Arctic is also a musical memoir of Hemsing’s early life in the southern Norwegian village of Valdres. There she learned about the beauty of music from her mother, a violinist, and the beauty of nature from her father, an environmental scientist. As she grew up, Hemsing often made treks north to the Arctic.
“I just completely fell in love with this region,” Hemsing said. “There’s something so magnetic and beyond powerful, where you feel like, as a human being, there is so little you can do, because nature is really the big deciding factor up in the north.”

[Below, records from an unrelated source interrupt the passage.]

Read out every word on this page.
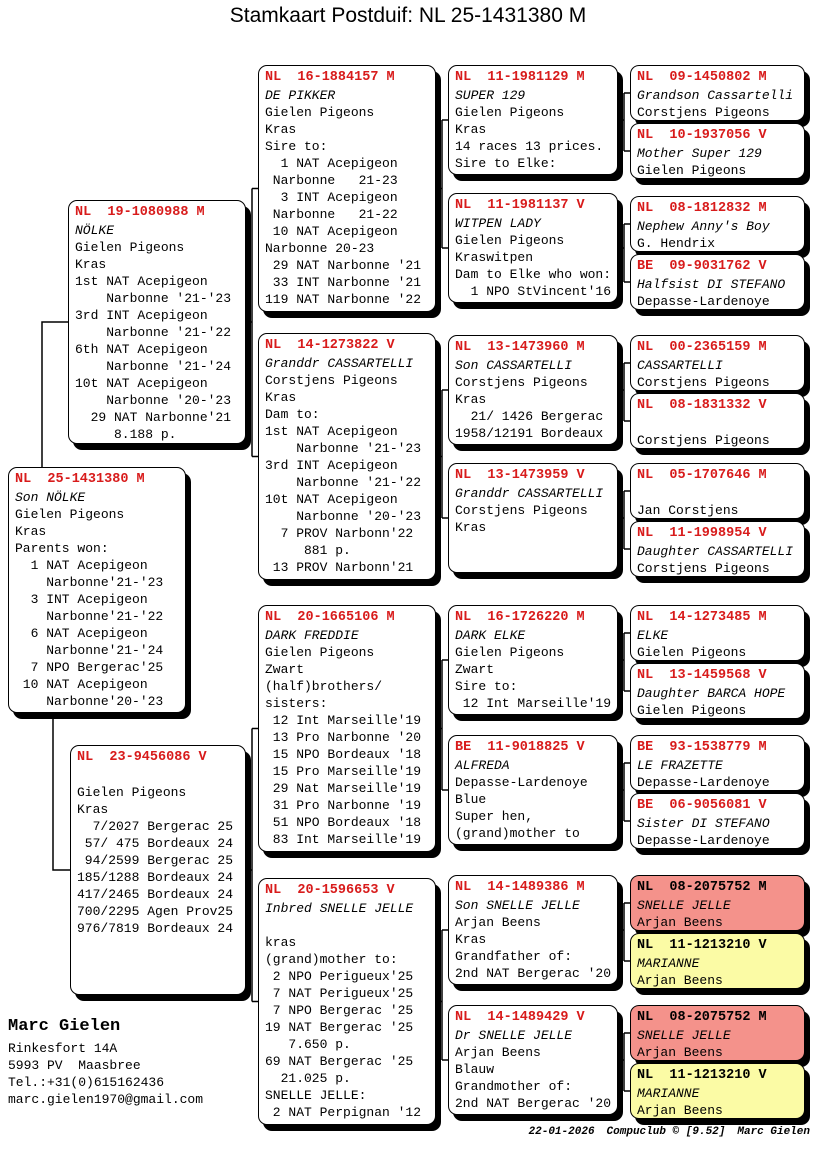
Stamkaart Postduif: NL 25-1431380 M
NL  25-1431380 M
Son NÖLKE
Gielen Pigeons
Kras
Parents won:
1 NAT Acepigeon
Narbonne'21-'23
3 INT Acepigeon
Narbonne'21-'22
6 NAT Acepigeon
Narbonne'21-'24
7 NPO Bergerac'25
10 NAT Acepigeon
Narbonne'20-'23
NL  19-1080988 M
NÖLKE
Gielen Pigeons
Kras
1st NAT Acepigeon
Narbonne '21-'23
3rd INT Acepigeon
Narbonne '21-'22
6th NAT Acepigeon
Narbonne '21-'24
10t NAT Acepigeon
Narbonne '20-'23
29 NAT Narbonne'21
8.188 p.
NL  23-9456086 V
Gielen Pigeons
Kras
7/2027 Bergerac 25
57/ 475 Bordeaux 24
94/2599 Bergerac 25
185/1288 Bordeaux 24
417/2465 Bordeaux 24
700/2295 Agen Prov25
976/7819 Bordeaux 24
NL  16-1884157 M
DE PIKKER
Gielen Pigeons
Kras
Sire to:
1 NAT Acepigeon
Narbonne   21-23
3 INT Acepigeon
Narbonne   21-22
10 NAT Acepigeon
Narbonne 20-23
29 NAT Narbonne '21
33 INT Narbonne '21
119 NAT Narbonne '22
NL  14-1273822 V
Granddr CASSARTELLI
Corstjens Pigeons
Kras
Dam to:
1st NAT Acepigeon
Narbonne '21-'23
3rd INT Acepigeon
Narbonne '21-'22
10t NAT Acepigeon
Narbonne '20-'23
7 PROV Narbonn'22
881 p.
13 PROV Narbonn'21
NL  20-1665106 M
DARK FREDDIE
Gielen Pigeons
Zwart
(half)brothers/
sisters:
12 Int Marseille'19
13 Pro Narbonne '20
15 NPO Bordeaux '18
15 Pro Marseille'19
29 Nat Marseille'19
31 Pro Narbonne '19
51 NPO Bordeaux '18
83 Int Marseille'19
NL  20-1596653 V
Inbred SNELLE JELLE
kras
(grand)mother to:
2 NPO Perigueux'25
7 NAT Perigueux'25
7 NPO Bergerac '25
19 NAT Bergerac '25
7.650 p.
69 NAT Bergerac '25
21.025 p.
SNELLE JELLE:
2 NAT Perpignan '12
NL  11-1981129 M
SUPER 129
Gielen Pigeons
Kras
14 races 13 prices.
Sire to Elke:
NL  11-1981137 V
WITPEN LADY
Gielen Pigeons
Kraswitpen
Dam to Elke who won:
1 NPO StVincent'16
NL  13-1473960 M
Son CASSARTELLI
Corstjens Pigeons
Kras
21/ 1426 Bergerac
1958/12191 Bordeaux
NL  13-1473959 V
Granddr CASSARTELLI
Corstjens Pigeons
Kras
NL  16-1726220 M
DARK ELKE
Gielen Pigeons
Zwart
Sire to:
12 Int Marseille'19
BE  11-9018825 V
ALFREDA
Depasse-Lardenoye
Blue
Super hen,
(grand)mother to
NL  14-1489386 M
Son SNELLE JELLE
Arjan Beens
Kras
Grandfather of:
2nd NAT Bergerac '20
NL  14-1489429 V
Dr SNELLE JELLE
Arjan Beens
Blauw
Grandmother of:
2nd NAT Bergerac '20
NL  09-1450802 M
Grandson Cassartelli
Corstjens Pigeons
NL  10-1937056 V
Mother Super 129
Gielen Pigeons
NL  08-1812832 M
Nephew Anny's Boy
G. Hendrix
BE  09-9031762 V
Halfsist DI STEFANO
Depasse-Lardenoye
NL  00-2365159 M
CASSARTELLI
Corstjens Pigeons
NL  08-1831332 V
Corstjens Pigeons
NL  05-1707646 M
Jan Corstjens
NL  11-1998954 V
Daughter CASSARTELLI
Corstjens Pigeons
NL  14-1273485 M
ELKE
Gielen Pigeons
NL  13-1459568 V
Daughter BARCA HOPE
Gielen Pigeons
BE  93-1538779 M
LE FRAZETTE
Depasse-Lardenoye
BE  06-9056081 V
Sister DI STEFANO
Depasse-Lardenoye
NL  08-2075752 M
SNELLE JELLE
Arjan Beens
NL  11-1213210 V
MARIANNE
Arjan Beens
NL  08-2075752 M
SNELLE JELLE
Arjan Beens
NL  11-1213210 V
MARIANNE
Arjan Beens
Marc Gielen
Rinkesfort 14A
5993 PV  Maasbree
Tel.:+31(0)615162436
marc.gielen1970@gmail.com
22-01-2026 Compuclub © [9.52] Marc Gielen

Hemsing’s love of the dramatic landscape of the north is reflected in the sounds and subjects of the works on Arctic. The mesmerizing “Aurora,” “Sunrise,” and “Polar Winds” of Jacob Shea’s Arctic Suite are tone paintings of Nordic austerity and wonder. Norwegian-born Sámi composer Frode Fjellheim’s The Return of the Sun and Under the Arctic Moon are inspired by the joik, the traditional song of the Sámi people. Norwegian composer Ola Gjeilo’s Dawn is a musical sunrise as lyrically expansive as the midnight sun of Arctic summers.
The works on Arctic capture the expansive scale of the Artic region in music both cinematic and elegiac. Most of the recording’s tracks have the feel of a farewell to a landscape vanishing from the effects of human activity.
“Unfortunately it’s quite noticeable, even in the region that I am from, which is not in the Arctic but just below it,” Hemsing said of the changing ecology of her native Norway. “The tree (line) where you see trees are growing is just getting higher and higher, and the season changes, how it’s much more unpredictable in terms of how warm it is for how long, how much the snow has changed. It shows that something feels very out of balance.”
If there’s one work on Arctic that defines the message of the recording, it’s Norwegian Henning Sommerro’s Vårsøg – “Search for a New Spring.” Composed shortly before the end of World War II to a text by Norwegian poet Hans Hyldbakk, Vårsøg marvels as the newness of springtime unfolds upon the world.
“(Vårsøg) was all about the hope for peace and the hope for a new beginning,” Hemsig said, “and this piece is really important in Norway. I think if you played it for someone on the street most people would be able to say exactly what it is. It has a very big meaning, a big metaphorical meaning, and I definitely had to put it into this recording. It’s a very special piece.”